While patrolling the Pacific region in the late 1950s and early 1960s, everything they did was classified, Hartwig said. “We ran daily ops out of Pearl Harbor plus did two 60-day northern runs near Russian waters to spy on them,” he said. “We also did the West-Pac tours of Japan, Hong Kong, the Philippines and Formosa and were based out of Yokosuka Navy Base during those assignments.

After his first year of duty on the Tiru, he was able to take leave and headed back home to Fairmont and married his sweetheart, Joan Wagner. Hartwig had re-enlisted and the newlyweds traveled back to Honolulu to set up their first home. “It was really nice back then,” he remembered. “We had an apartment near Waikiki Beach, and we drove around in a convertible sports car!” But when their first son, Blaine, was born, Hartwig said they had to part with that car.
But submarine duty was hard on their family life, as the Hartwig’s soon found out.  It was about a year later that their next child came. “I was in Japan when my daughter Paige was born,” he said. “My wife Joan came back home to Fairmont with the kids to live.”
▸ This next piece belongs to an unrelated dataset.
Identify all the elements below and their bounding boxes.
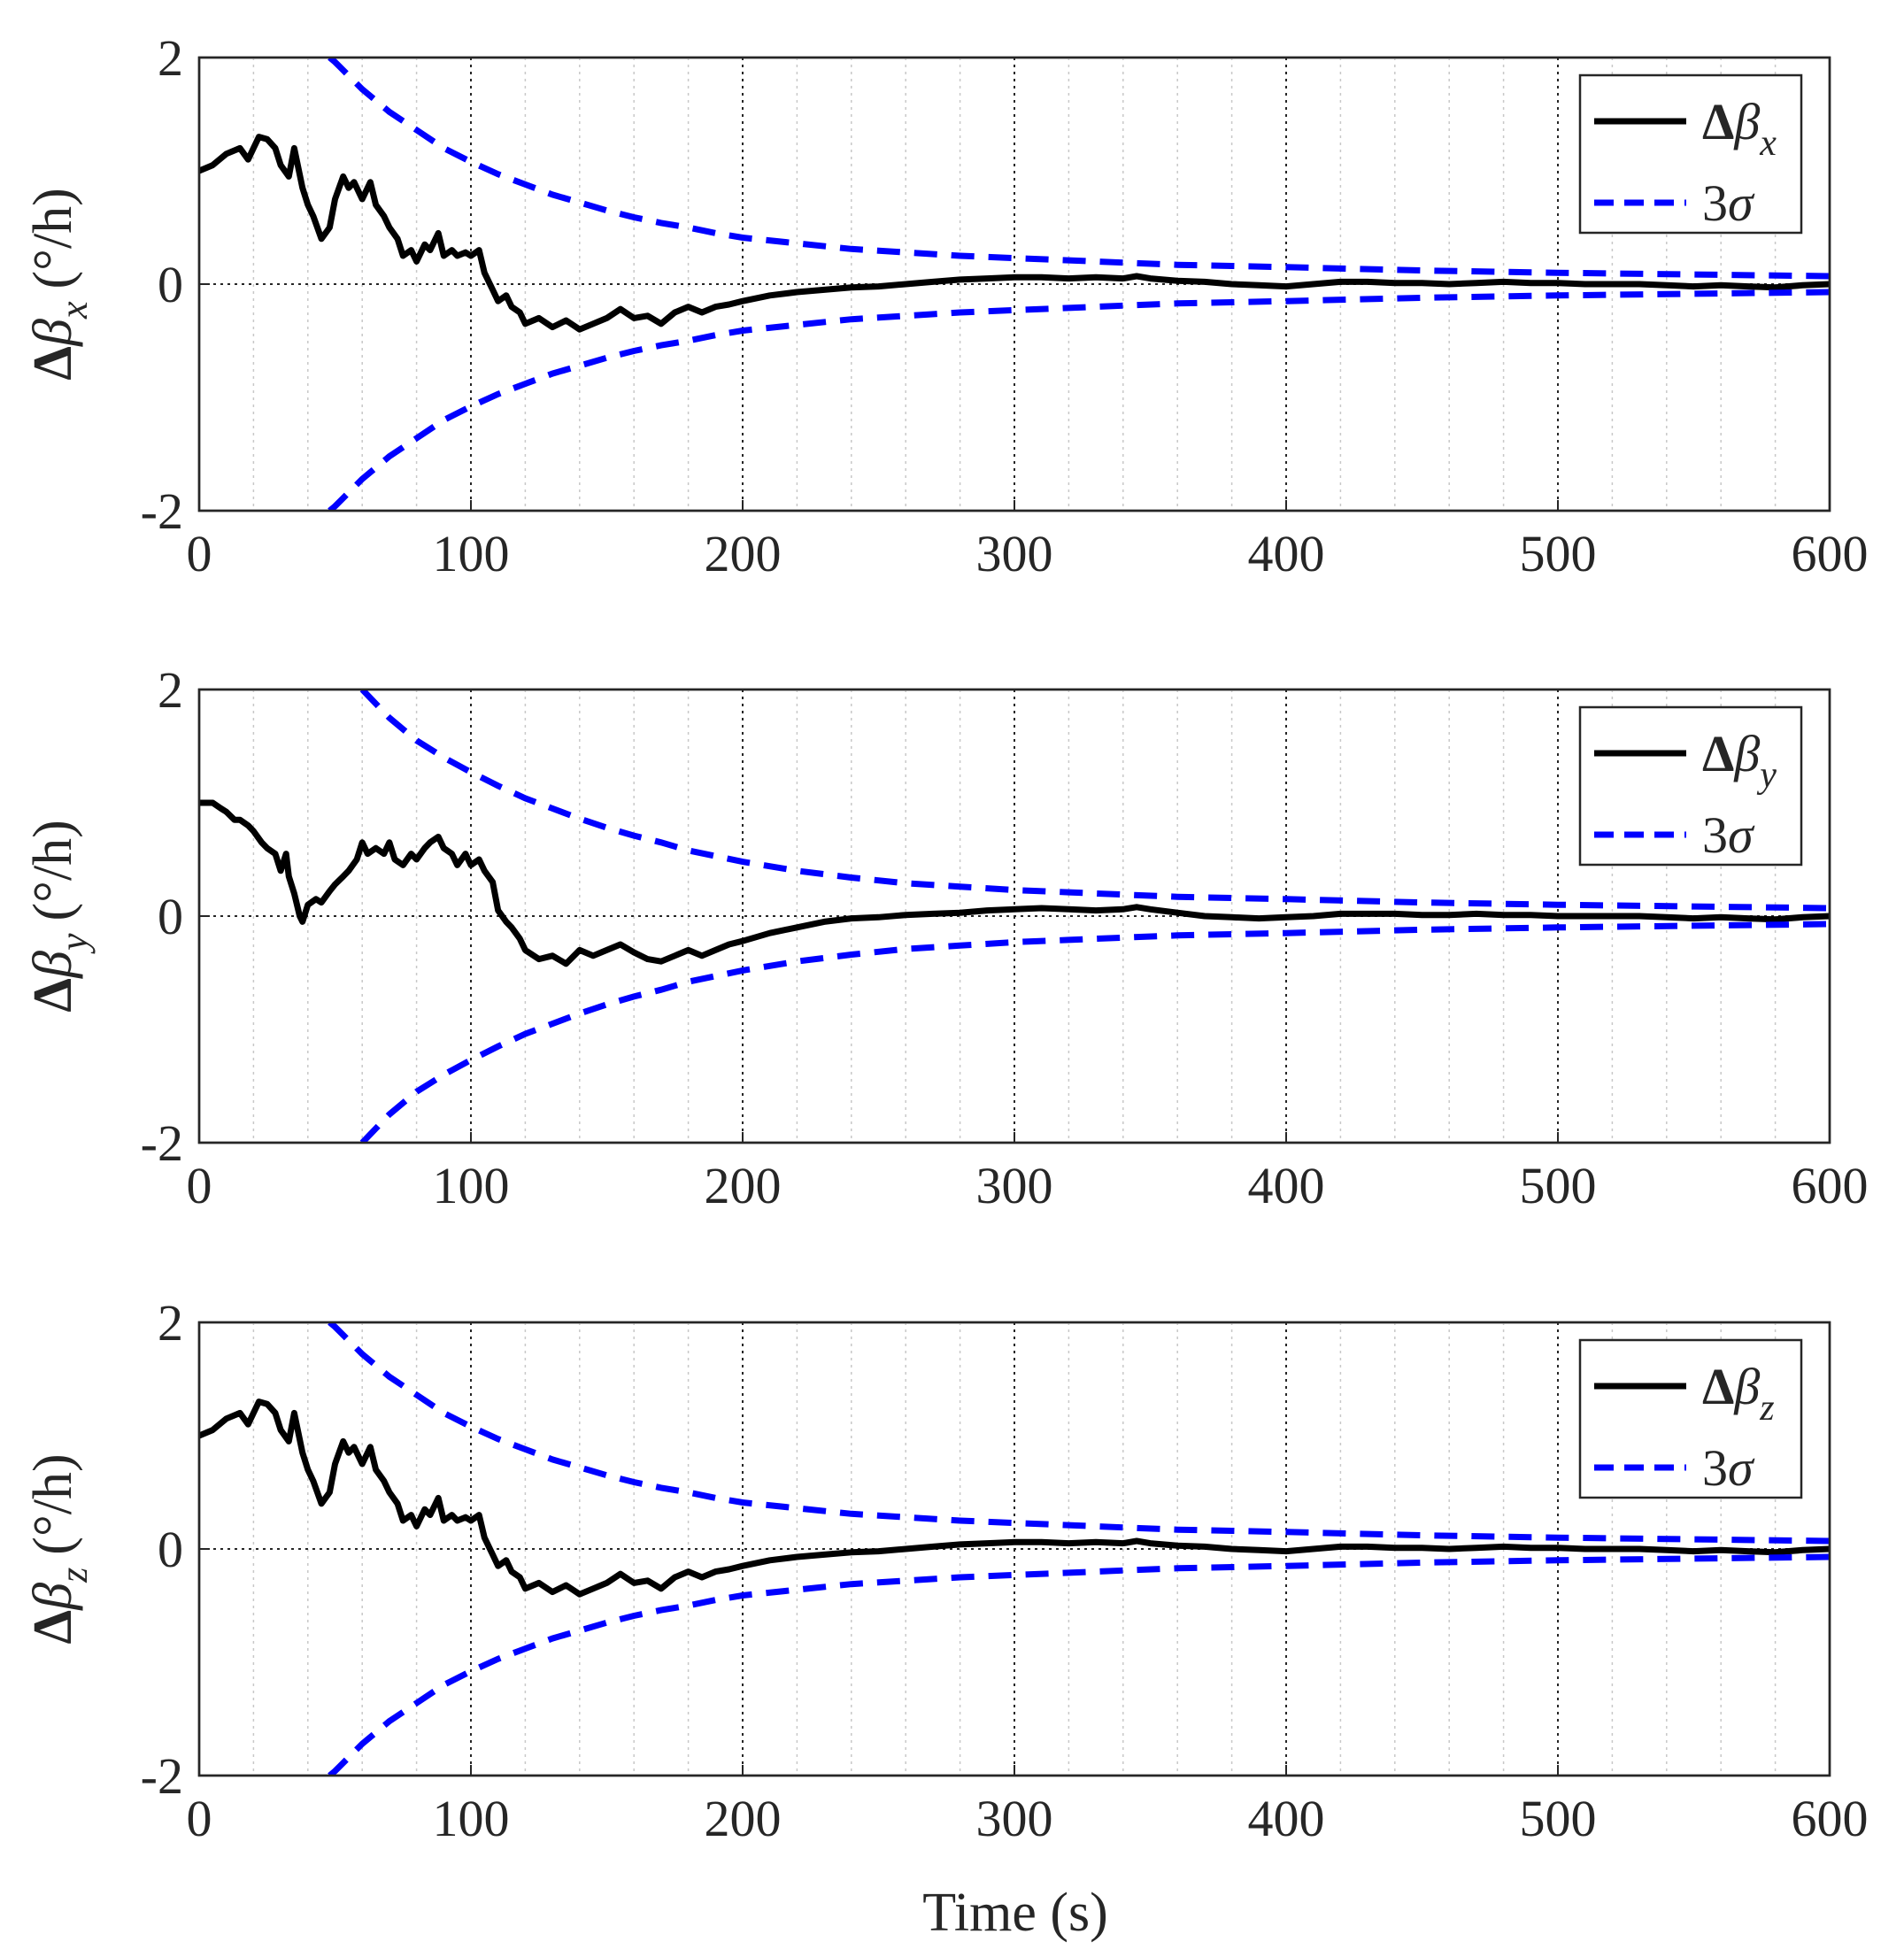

Hartwig said he never thought he’d spend six years in submarine service. During those years he experienced some close calls. “We almost lost the sub two times because of accidents while out at sea,” he revealed. “It was my intention to stay in,” he continued, “but with my duty requirements, it was hard on the family.” Hartwig made the decision to leave the service and was honorably discharged from the Navy in 1964.

Hartwig came back home and landed a job with the City of Fairmont as an electrician at the city’s power plant.  Their third child, Cade, was born in 1974. Hartwig stayed with his job and worked his way up to plant supervisor. He took an early retirement in 1996 after 34 years with the City of Fairmont.